Neue Partnerschaft will Kreislaufwirtschaft voranbringen

Veröffentlichungsdatum: , Sven Weschnowsky / TASPO Online

Die neue Partnscherschaft von den vier Unternehmen BASF, Sulayr, Evertis und Bobst will den geschlossenen Kreislauf bei Mehrschichtverpackungen voranbringen. Foto: anncapictures/ Pixabay

Eine neue Partnerschaft von vier Technologieunternehmen arbeitet an einem neuen Recyclingkonzept für PET-basierte Mehrschichtverpackungen. Diese galten bisher als wenig nachhaltig und nur schwer zu recyceln.

Bis 2030 nur noch recycelbare Verpackungen

Der „European Green Deal“ sieht bis 2030 vor, dass alle in Umlauf gebrachte Verpackungen wiederverwendbar oder recycelbar sind. Wie BASF, einer der Partner der neuen Kooperation betont, sei das gerade bei Mehrschichtverpackungen eine große Herausforderung. Hier müssen einzelne Schichten zunächst voneinander getrennt werden, ehe sie wieder dem Kreislauf zugeführt werden. Neben BASF als Spezialist für Industrieklebstoffe engagieren sich der Verpackungsmaschinen-Hersteller Bobst, der Folienexperte Evertis und das Recyclingunternehmen Sulayr in der neuen Partnerschaft. Dabei hat Sulayr bereits ein System entwickelt, welches das Recycling von Polyethylenterephthalat (PET) praktisch ohne Abfall möglich macht. Hier setzt die Kooperation der vier Unternehmen an, um den Prozess weiter zu optimieren und die Trennung von einzelnen Schichten bei Mehrschichtverpackungen zu verfeinern.

Zusammenarbeit aller vier Unternehmen

Dazu hat Evertis eine besondere Mehrschichtfolie hergestellt, die aus einer PET- und einer PE-Schicht besteht, welche auf einer Beschichtungsanlage von Bobst mit einem wasserbasierten Epotal-Klebstoff der BASF laminiert wird. Bei Sulayr wird diese Mehrschichtfolie schließlich nach dem Gebrauch wieder getrennt und das PET einer erneuten Nutzung zugeführt. Dabei wird das recycelte PET an Evertis und andere Folienhersteller geliefert, die den Kreislauf erneut in Gang setzen. Durch dieses Verfahren wird die Erfüllung des „European Green Deals“ für die Verpackungsindustrie sichergestellt. Das Verfahren kann für Abfälle von Verbrauchern (post-consumer) und Industrie (post-industrial) eingesetzt werden.

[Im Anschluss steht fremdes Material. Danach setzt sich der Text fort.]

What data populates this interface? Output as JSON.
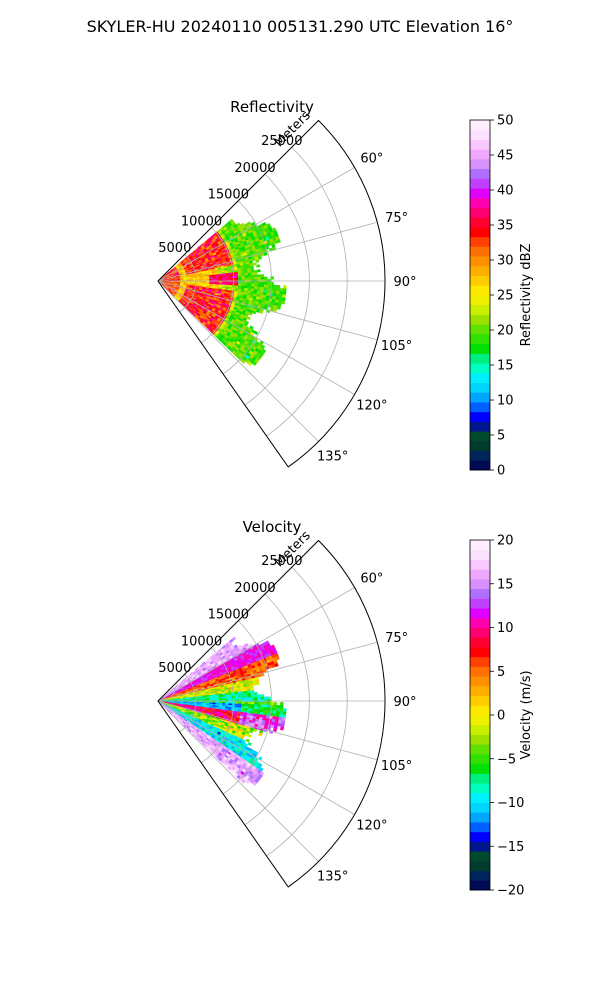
{
  "figure": {
    "suptitle": "SKYLER-HU  20240110  005131.290 UTC Elevation 16°"
  },
  "chart_data": [
    {
      "type": "heatmap",
      "title": "Reflectivity",
      "projection": "polar-sector",
      "radial_label": "Meters",
      "r_ticks": [
        5000,
        10000,
        15000,
        20000,
        25000
      ],
      "r_tick_labels": [
        "5000",
        "10000",
        "15000",
        "20000",
        "25000"
      ],
      "r_lim": [
        0,
        30000
      ],
      "theta_ticks_deg": [
        60,
        75,
        90,
        105,
        120,
        135
      ],
      "theta_tick_labels": [
        "60°",
        "75°",
        "90°",
        "105°",
        "120°",
        "135°"
      ],
      "theta_lim_deg": [
        45,
        145
      ],
      "grid": true,
      "data_range_m": [
        0,
        17000
      ],
      "colorbar": {
        "label": "Reflectivity dBZ",
        "vmin": 0,
        "vmax": 50,
        "ticks": [
          0,
          5,
          10,
          15,
          20,
          25,
          30,
          35,
          40,
          45,
          50
        ],
        "tick_labels": [
          "0",
          "5",
          "10",
          "15",
          "20",
          "25",
          "30",
          "35",
          "40",
          "45",
          "50"
        ],
        "colors": [
          "#000a55",
          "#00245c",
          "#003b2e",
          "#004a2e",
          "#00168c",
          "#0000ff",
          "#0060ff",
          "#00a5ff",
          "#00d6ff",
          "#00f0ff",
          "#00ffc0",
          "#00f080",
          "#00e000",
          "#30e000",
          "#60e000",
          "#9de000",
          "#c8f000",
          "#eff000",
          "#ffe800",
          "#ffcc00",
          "#ffaf00",
          "#ff9000",
          "#ff7000",
          "#ff4000",
          "#ff0000",
          "#ff0030",
          "#ff0070",
          "#ff00b0",
          "#e000ff",
          "#c040ff",
          "#b070ff",
          "#d890ff",
          "#f0a8ff",
          "#f8c8ff",
          "#fce0ff",
          "#ffeefd"
        ]
      }
    },
    {
      "type": "heatmap",
      "title": "Velocity",
      "projection": "polar-sector",
      "radial_label": "Meters",
      "r_ticks": [
        5000,
        10000,
        15000,
        20000,
        25000
      ],
      "r_tick_labels": [
        "5000",
        "10000",
        "15000",
        "20000",
        "25000"
      ],
      "r_lim": [
        0,
        30000
      ],
      "theta_ticks_deg": [
        60,
        75,
        90,
        105,
        120,
        135
      ],
      "theta_tick_labels": [
        "60°",
        "75°",
        "90°",
        "105°",
        "120°",
        "135°"
      ],
      "theta_lim_deg": [
        45,
        145
      ],
      "grid": true,
      "data_range_m": [
        0,
        17000
      ],
      "colorbar": {
        "label": "Velocity (m/s)",
        "vmin": -20,
        "vmax": 20,
        "ticks": [
          -20,
          -15,
          -10,
          -5,
          0,
          5,
          10,
          15,
          20
        ],
        "tick_labels": [
          "−20",
          "−15",
          "−10",
          "−5",
          "0",
          "5",
          "10",
          "15",
          "20"
        ],
        "colors": [
          "#000a55",
          "#00245c",
          "#003b2e",
          "#004a2e",
          "#00168c",
          "#0000ff",
          "#0060ff",
          "#00a5ff",
          "#00d6ff",
          "#00f0ff",
          "#00ffc0",
          "#00f080",
          "#00e000",
          "#30e000",
          "#60e000",
          "#9de000",
          "#c8f000",
          "#eff000",
          "#ffe800",
          "#ffcc00",
          "#ffaf00",
          "#ff9000",
          "#ff7000",
          "#ff4000",
          "#ff0000",
          "#ff0030",
          "#ff0070",
          "#ff00b0",
          "#e000ff",
          "#c040ff",
          "#b070ff",
          "#d890ff",
          "#f0a8ff",
          "#f8c8ff",
          "#fce0ff",
          "#ffeefd"
        ]
      }
    }
  ]
}
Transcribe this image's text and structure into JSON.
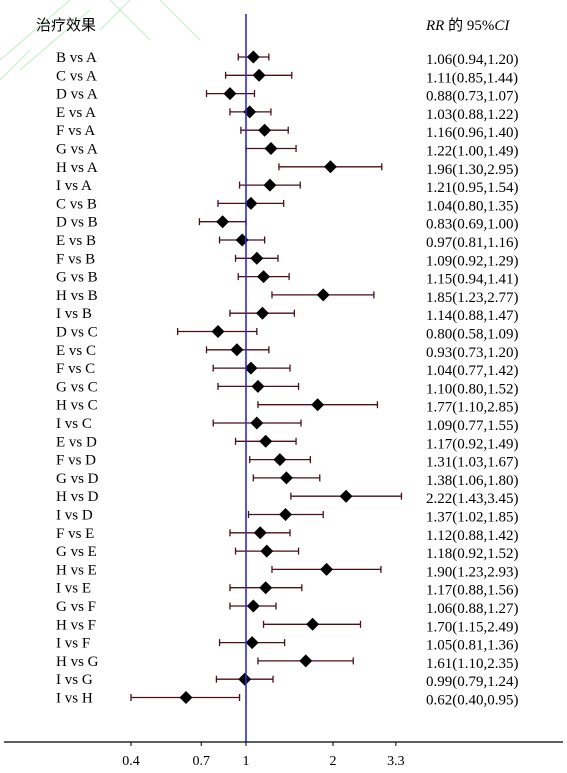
{
  "header": {
    "left_title": "治疗效果",
    "right_title_italic": "RR",
    "right_title_mid": " 的 95%",
    "right_title_ci": "CI"
  },
  "chart_data": {
    "type": "forest",
    "x_scale": "log",
    "reference_line": 1,
    "x_ticks": [
      0.4,
      0.7,
      1,
      2,
      3.3
    ],
    "x_tick_labels": [
      "0.4",
      "0.7",
      "1",
      "2",
      "3.3"
    ],
    "rows": [
      {
        "label": "B vs A",
        "rr": 1.06,
        "lo": 0.94,
        "hi": 1.2,
        "text": "1.06(0.94,1.20)"
      },
      {
        "label": "C vs A",
        "rr": 1.11,
        "lo": 0.85,
        "hi": 1.44,
        "text": "1.11(0.85,1.44)"
      },
      {
        "label": "D vs A",
        "rr": 0.88,
        "lo": 0.73,
        "hi": 1.07,
        "text": "0.88(0.73,1.07)"
      },
      {
        "label": "E vs A",
        "rr": 1.03,
        "lo": 0.88,
        "hi": 1.22,
        "text": "1.03(0.88,1.22)"
      },
      {
        "label": "F vs A",
        "rr": 1.16,
        "lo": 0.96,
        "hi": 1.4,
        "text": "1.16(0.96,1.40)"
      },
      {
        "label": "G vs A",
        "rr": 1.22,
        "lo": 1.0,
        "hi": 1.49,
        "text": "1.22(1.00,1.49)"
      },
      {
        "label": "H vs A",
        "rr": 1.96,
        "lo": 1.3,
        "hi": 2.95,
        "text": "1.96(1.30,2.95)"
      },
      {
        "label": "I vs A",
        "rr": 1.21,
        "lo": 0.95,
        "hi": 1.54,
        "text": "1.21(0.95,1.54)"
      },
      {
        "label": "C vs B",
        "rr": 1.04,
        "lo": 0.8,
        "hi": 1.35,
        "text": "1.04(0.80,1.35)"
      },
      {
        "label": "D vs B",
        "rr": 0.83,
        "lo": 0.69,
        "hi": 1.0,
        "text": "0.83(0.69,1.00)"
      },
      {
        "label": "E vs B",
        "rr": 0.97,
        "lo": 0.81,
        "hi": 1.16,
        "text": "0.97(0.81,1.16)"
      },
      {
        "label": "F vs B",
        "rr": 1.09,
        "lo": 0.92,
        "hi": 1.29,
        "text": "1.09(0.92,1.29)"
      },
      {
        "label": "G vs B",
        "rr": 1.15,
        "lo": 0.94,
        "hi": 1.41,
        "text": "1.15(0.94,1.41)"
      },
      {
        "label": "H vs B",
        "rr": 1.85,
        "lo": 1.23,
        "hi": 2.77,
        "text": "1.85(1.23,2.77)"
      },
      {
        "label": "I vs B",
        "rr": 1.14,
        "lo": 0.88,
        "hi": 1.47,
        "text": "1.14(0.88,1.47)"
      },
      {
        "label": "D vs C",
        "rr": 0.8,
        "lo": 0.58,
        "hi": 1.09,
        "text": "0.80(0.58,1.09)"
      },
      {
        "label": "E vs C",
        "rr": 0.93,
        "lo": 0.73,
        "hi": 1.2,
        "text": "0.93(0.73,1.20)"
      },
      {
        "label": "F vs C",
        "rr": 1.04,
        "lo": 0.77,
        "hi": 1.42,
        "text": "1.04(0.77,1.42)"
      },
      {
        "label": "G vs C",
        "rr": 1.1,
        "lo": 0.8,
        "hi": 1.52,
        "text": "1.10(0.80,1.52)"
      },
      {
        "label": "H vs C",
        "rr": 1.77,
        "lo": 1.1,
        "hi": 2.85,
        "text": "1.77(1.10,2.85)"
      },
      {
        "label": "I vs C",
        "rr": 1.09,
        "lo": 0.77,
        "hi": 1.55,
        "text": "1.09(0.77,1.55)"
      },
      {
        "label": "E vs D",
        "rr": 1.17,
        "lo": 0.92,
        "hi": 1.49,
        "text": "1.17(0.92,1.49)"
      },
      {
        "label": "F vs D",
        "rr": 1.31,
        "lo": 1.03,
        "hi": 1.67,
        "text": "1.31(1.03,1.67)"
      },
      {
        "label": "G vs D",
        "rr": 1.38,
        "lo": 1.06,
        "hi": 1.8,
        "text": "1.38(1.06,1.80)"
      },
      {
        "label": "H vs D",
        "rr": 2.22,
        "lo": 1.43,
        "hi": 3.45,
        "text": "2.22(1.43,3.45)"
      },
      {
        "label": "I vs D",
        "rr": 1.37,
        "lo": 1.02,
        "hi": 1.85,
        "text": "1.37(1.02,1.85)"
      },
      {
        "label": "F vs E",
        "rr": 1.12,
        "lo": 0.88,
        "hi": 1.42,
        "text": "1.12(0.88,1.42)"
      },
      {
        "label": "G vs E",
        "rr": 1.18,
        "lo": 0.92,
        "hi": 1.52,
        "text": "1.18(0.92,1.52)"
      },
      {
        "label": "H vs E",
        "rr": 1.9,
        "lo": 1.23,
        "hi": 2.93,
        "text": "1.90(1.23,2.93)"
      },
      {
        "label": "I vs E",
        "rr": 1.17,
        "lo": 0.88,
        "hi": 1.56,
        "text": "1.17(0.88,1.56)"
      },
      {
        "label": "G vs F",
        "rr": 1.06,
        "lo": 0.88,
        "hi": 1.27,
        "text": "1.06(0.88,1.27)"
      },
      {
        "label": "H vs F",
        "rr": 1.7,
        "lo": 1.15,
        "hi": 2.49,
        "text": "1.70(1.15,2.49)"
      },
      {
        "label": "I vs F",
        "rr": 1.05,
        "lo": 0.81,
        "hi": 1.36,
        "text": "1.05(0.81,1.36)"
      },
      {
        "label": "H vs G",
        "rr": 1.61,
        "lo": 1.1,
        "hi": 2.35,
        "text": "1.61(1.10,2.35)"
      },
      {
        "label": "I vs G",
        "rr": 0.99,
        "lo": 0.79,
        "hi": 1.24,
        "text": "0.99(0.79,1.24)"
      },
      {
        "label": "I vs H",
        "rr": 0.62,
        "lo": 0.4,
        "hi": 0.95,
        "text": "0.62(0.40,0.95)"
      }
    ],
    "colors": {
      "ci_line": "#4a0f17",
      "marker": "#000000",
      "reference_line": "#2b2bd6",
      "axis": "#000000",
      "watermark": "#9be7a0"
    }
  }
}
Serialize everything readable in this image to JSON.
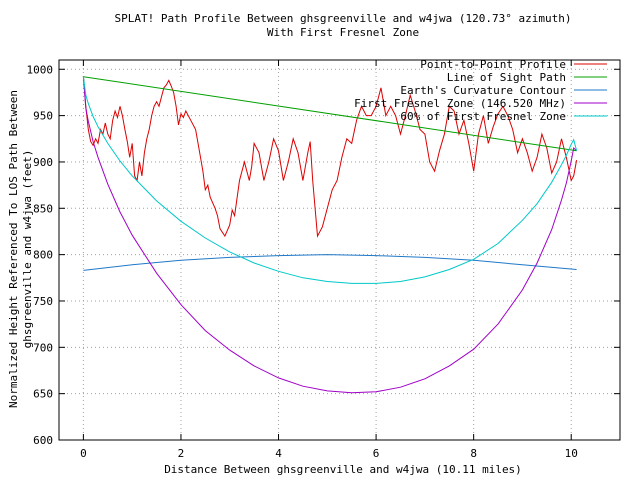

„Haben die Pflicht, Beitrag zu recycelbaren Lösungen zu leisten“

„Dank unserer Technologien sind wir in der Lage, die meisten PET-haltigen Mehrschichtverpackungen zu trennen und das recycelte PET der Industrie wieder als Rohstoff zur Verfügung zu stellen. […] Die wasserbasierten Epotal-Klebstoffe der BASF zum Beispiel ermöglichen eine einfache und schnelle Trennung sowie eine hohe Qualität der Rezyklate. Bei lösemittelbasierten Klebstoffen beispielsweise ist dies nicht der Fall. Wir sind sicher, dass ein verbessertes Verfahren zu einer besseren Recyclingfähigkeit PET-basierter Mehrschichtverpackungen beitragen kann“, erklärt Miguel Ángel Arena, CEO von Sulayr. „Diese Zusammenarbeit kann für die Zukunft flexibler Verpackungen wegweisend sein. Sie verdeutlicht, dass die Kreislaufwirtschaft für PET-basierte Verpackungen wirtschaftlich möglich ist, wenn wir alle an einem Strang ziehen“, ergänzt Thomas Peter Schiele, Vice President Adhesives, Fiber bonding and Paper Coating Chemicals bei BASF. „Die Anforderungen des „European Green Deals“ zwingen uns alle miteinander, alles in unserer Macht Stehende zu tun, um die Nachhaltigkeit unserer Produkte zu erhöhen und systemische Veränderungen vorzunehmen, um unsere Branche zukunftssicher zu machen“, fügt auch Rui Silva, Chief Product and Innovation Officer von Evertis hinzu. „Wir möchten als Branche geeint in Richtung einer nachhaltigen Zukunft bei allen Arten von flexiblen Verpackungen gehen. Als Hersteller von Druck- und Verarbeitungsmaschinen haben wir die Pflicht, unseren Beitrag auf dem Weg zu zukunftsfähigen, recycelbaren Lösungen zu leisten“, betont auch Sara Alexander, Marketing and Communication Manager Flexible Packaging bei Bobst.